Texas Attorney General Ken Paxton prevents Roberson from testifying in person. It is not known if and when he will testify. However, this quote is why Roberson is still alive today. It also raised the question: Are Texas courts ignoring evidence of Roberson’s innocence?

On Oct. 17, outside the Walls Correctional Facility in Huntsville, anti-death penalty protesters rallied against the pending execution of Robert Roberson. They gather there every time there is an execution, but this time they had a much larger audience.

The news media broadcasting live from the scene was set up to cover the biggest story in Texas and what could have been Roberson’s final hours.

Executions in Texas typically get little media attention. But that changed when a bipartisan group of state lawmakers said Roberson is likely innocent of killing his two-year-old daughter, Nikki.

Prosecutors said Nikki died of shaken baby syndrome. Experts say it’s more likely he died of pneumonia, and Roberson is innocent. But Texas was determined to execute him anyway.

The courts refused to hear new exculpatory evidence. Governor Abbott refused to grant Roberson a 30-day reprieve. And Attorney General Paxton fought to have Roberson executed despite the subpoena.

“Well, it’s very consistent in my experience with governors and attorneys general that they take a tough stance on sentencing,” said Sam Bassett, an Austin criminal defense attorney. He said their argument is that the judiciary needs finality when a sentence is handed down, but, he said, the death penalty should meet the highest standard.

“I think the death penalty is the ultimate punishment, the ultimate punishment. And it is irreversible once achieved. And you can’t say “oops, I was wrong” later. The person is already in the grave,” he said.

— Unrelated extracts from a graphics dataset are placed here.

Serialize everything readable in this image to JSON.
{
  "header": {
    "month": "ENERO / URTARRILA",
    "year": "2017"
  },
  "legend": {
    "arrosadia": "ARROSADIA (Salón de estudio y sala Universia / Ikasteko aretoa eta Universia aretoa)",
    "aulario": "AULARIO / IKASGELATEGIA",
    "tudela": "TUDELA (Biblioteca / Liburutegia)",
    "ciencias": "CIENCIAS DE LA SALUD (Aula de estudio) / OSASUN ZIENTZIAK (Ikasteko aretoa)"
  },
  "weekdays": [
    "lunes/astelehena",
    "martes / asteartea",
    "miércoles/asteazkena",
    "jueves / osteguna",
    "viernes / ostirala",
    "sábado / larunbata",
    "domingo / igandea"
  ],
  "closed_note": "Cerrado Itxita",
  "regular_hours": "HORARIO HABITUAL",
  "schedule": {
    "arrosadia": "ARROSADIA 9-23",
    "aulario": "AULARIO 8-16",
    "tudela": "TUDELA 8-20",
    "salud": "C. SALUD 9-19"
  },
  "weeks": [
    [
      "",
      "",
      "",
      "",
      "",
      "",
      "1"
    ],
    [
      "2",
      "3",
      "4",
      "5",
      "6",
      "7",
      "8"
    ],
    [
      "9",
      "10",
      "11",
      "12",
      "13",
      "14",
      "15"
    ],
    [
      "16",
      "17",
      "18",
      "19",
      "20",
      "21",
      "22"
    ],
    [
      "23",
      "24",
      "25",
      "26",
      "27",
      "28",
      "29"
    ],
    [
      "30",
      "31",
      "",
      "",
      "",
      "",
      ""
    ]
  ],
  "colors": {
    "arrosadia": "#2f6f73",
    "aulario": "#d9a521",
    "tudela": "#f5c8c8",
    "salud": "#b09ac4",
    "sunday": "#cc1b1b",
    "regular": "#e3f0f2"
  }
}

Kristin Houle Cuellar is the executive director of the Texas Coalition to Abolish the Death Penalty. She said it’s clear that Abbott, Paxton and the Texas Court of Criminal Appeals do not hold the death penalty to a high standard at all.

“Robert Roberson’s case exposes everything that is wrong with the death penalty system in Texas,” Cuellar said.

And she added that there are more problems with Roberson’s case. “And that includes grossly incompetent legal representation during his trial in 2003. (There has been) a rigid and indifferent judiciary that has so far refused to review the overwhelming scientific evidence of his innocence, despite a Texas law created precisely to do this It also includes a parole and pardon board that operates without transparency,” Cuellar said.

Cuellar said there are so many troubling questions about the case that it should cause every Texan to reexamine how they feel about the death penalty.

“We know for a fact that innocent people have been sentenced to death in this state, and we also have significant evidence of people who have been executed despite strong claims of innocence,” she said.

But the Texas Politics Project’s Jim Henson poll says many Texans don’t mind that.

“One of the things we did periodically was ask people directly, ‘How often do you think people are wrongfully convicted of capital crimes in the state of Texas?’ And what we found is that only 28% say “never” or “almost never,” but also only 14% say “a lot of the time.” The plurality — about half (or) 46 percent — say ‘occasionally’ — that it happens occasionally,” Henson said.

Henson found that despite about half of Texans saying Texas sometimes executes innocent people, they still largely favor capital punishment, although support for the death penalty has slipped in recent years.

“Support for the death penalty began to rise slightly in the early twenties from about 63 percent in mid-2021 to 69 percent again in December 2023,” he said.

Henson didn’t believe the Roberson cover-up would change the minds of Texans, despite claims that that state was willing to kill a presumably innocent man.

He said it was a single news event in a noisy media environment with most of the attention focused on the election. For public opinion to change, there would need to be more Robert Robersons and more big questions about the fairness of the death penalty in Texas.